In October last year my wife and I went to see the play The Prophet and the Poet, courtesy of a friend and neighbour. The play was at the Learning Resource Centre, UWI and was put on by the Bangalore Little Theatre Group from India. It marked the 142nd birth anniversary of Mahatma Gandhi, and the 150th birth anniversary of Nobel laureate Rabindranath Tagore. The play provided a unique opportunity to get a deeper understanding of the philoso- phical thoughts and beliefs of these two “great souls of India” as they corresponded in the lead-up to India’s independence. To our disappointment, it turned out to be a distraction-filled 100 minutes, as we were surrounded by patrons who were more into their smart phones rather than making use of this rare educational opportunity. No sooner had the play commenced and the theatre gone dark, the phones became visible and from our viewpoint lighted up the area in our vicinity like a Christmas tree. The blinking, bleeping and sometimes murmur- ing voices were totally distractive and took away from what could have been a really beautiful evening. At the end, we were left trying to answer the question: why did the patrons, who we assume were mostly university students, chose to spend much of the evening distracted by their phones, rather than to fully engage their minds in the play, which we assume was the prime reason for their attendance? Did attending the play turn out to be a missed learning opportunity for them?

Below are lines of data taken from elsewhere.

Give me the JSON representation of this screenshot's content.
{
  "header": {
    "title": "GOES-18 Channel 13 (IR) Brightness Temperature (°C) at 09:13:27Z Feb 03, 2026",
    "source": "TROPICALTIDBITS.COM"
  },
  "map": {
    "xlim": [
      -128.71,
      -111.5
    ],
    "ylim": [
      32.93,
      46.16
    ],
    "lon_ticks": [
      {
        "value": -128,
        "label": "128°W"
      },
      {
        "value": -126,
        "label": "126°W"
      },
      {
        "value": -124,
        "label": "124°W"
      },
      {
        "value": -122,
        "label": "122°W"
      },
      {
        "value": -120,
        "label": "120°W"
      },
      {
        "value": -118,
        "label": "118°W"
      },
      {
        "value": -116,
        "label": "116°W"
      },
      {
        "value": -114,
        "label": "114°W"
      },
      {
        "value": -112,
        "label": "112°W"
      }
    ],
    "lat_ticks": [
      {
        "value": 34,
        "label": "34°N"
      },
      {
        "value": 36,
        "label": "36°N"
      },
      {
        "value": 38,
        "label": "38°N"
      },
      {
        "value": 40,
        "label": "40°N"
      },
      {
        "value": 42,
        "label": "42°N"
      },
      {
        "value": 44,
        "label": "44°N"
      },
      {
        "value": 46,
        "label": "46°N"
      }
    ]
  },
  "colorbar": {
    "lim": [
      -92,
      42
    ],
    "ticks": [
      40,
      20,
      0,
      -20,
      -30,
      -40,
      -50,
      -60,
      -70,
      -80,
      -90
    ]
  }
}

Modern-day technologies have created a world in which we can be connected and communicating all the time. We are more wired than ever. Many are entrapped in a world of BlackBerrys, iPhones, PDAs, laptops, cell phones, e-mails and Facebook. There are clear benefits from being connected to people and information, but we can be so connected that we can lose all sense of self because we no longer have quiet moments in which we can reflect on our own selves and the lives that we are living. In the language of Leading From Above The Line, we can become so trapped in the outer reality of our connectivity that we disconnect from our inner reality, the source of our self- control. I find that I am encountering more and more young people who are so tied to their phones or computers that they experience withdrawal symptoms when they are separated, if only for a short period. What we are seeing here is the latest form of chronic addiction—technology addiction. Some people are so connected and addicted that they lose the ability to have face-to-face conversations with other human beings and some may never develop this ability. The result is that people are becoming lonelier, despite having hundreds of “friends” on Facebook, as real in-the-flesh friends are becoming fewer in their lives. The use of the term “friend” on Facebook has, in fact, trivialised the concept of friendship. Hence, we can have the illusion of having many friends when in reality we are very lonely.
An increasing number of international studies of university students are now showing that disconnecting from the Internet and mobile phones can leave people suffering from symptoms similar to those seen in smokers, alcoholics, and drug addicts trying to go cold turkey. These symptoms are both psychological and physical. In fact it has been shown that technology addiction now exceeds that of caffeine and alcohol. Technological addiction is becoming the greatest obstacle to the learning process. In particular, the addictive power of Facebook is raising serious concerns. Stephan Marche, writing in The Atlantic in an article titled Is Facebook Making Us Lonely? notes that: “Some recent estimates put the company’s potential value at $100 billion, which would make it larger than the global coffee industry—one addiction preparing to surpass the other.” One of the lead researchers on the effect of these modern technologies on human behaviour is Sherry Turkle, a psychologist and professor at MIT. She writes in a recent article in the New York Times: “I’ve learned that the little devices most of us carry around are so powerful that they change not only what we do, but also who we are. … in order to feel more, and to feel more like ourselves, we connect. But in our rush to connect, we flee from solitude, our ability to be separate and gather ourselves… We think constant connection will make us feel less lonely. The opposite is true. If we are unable to be alone, we are far more likely to be lonely.” In our Leading From Above The Line programme we repeatedly make the point that we are living in a world in which we are increasingly challenged to rise to a higher level of consciousness if we are to have the self-control to live more fulfilled lives. Coping with modern-day technology has become the latest challenge in our quest for greater self-control. We have to consciously develop the discipline to regularly disconnect from our mobile devices and computers for periods of three or more hours for self-introspection so that we can better keep in touch with our inner selves—the source of our self-control.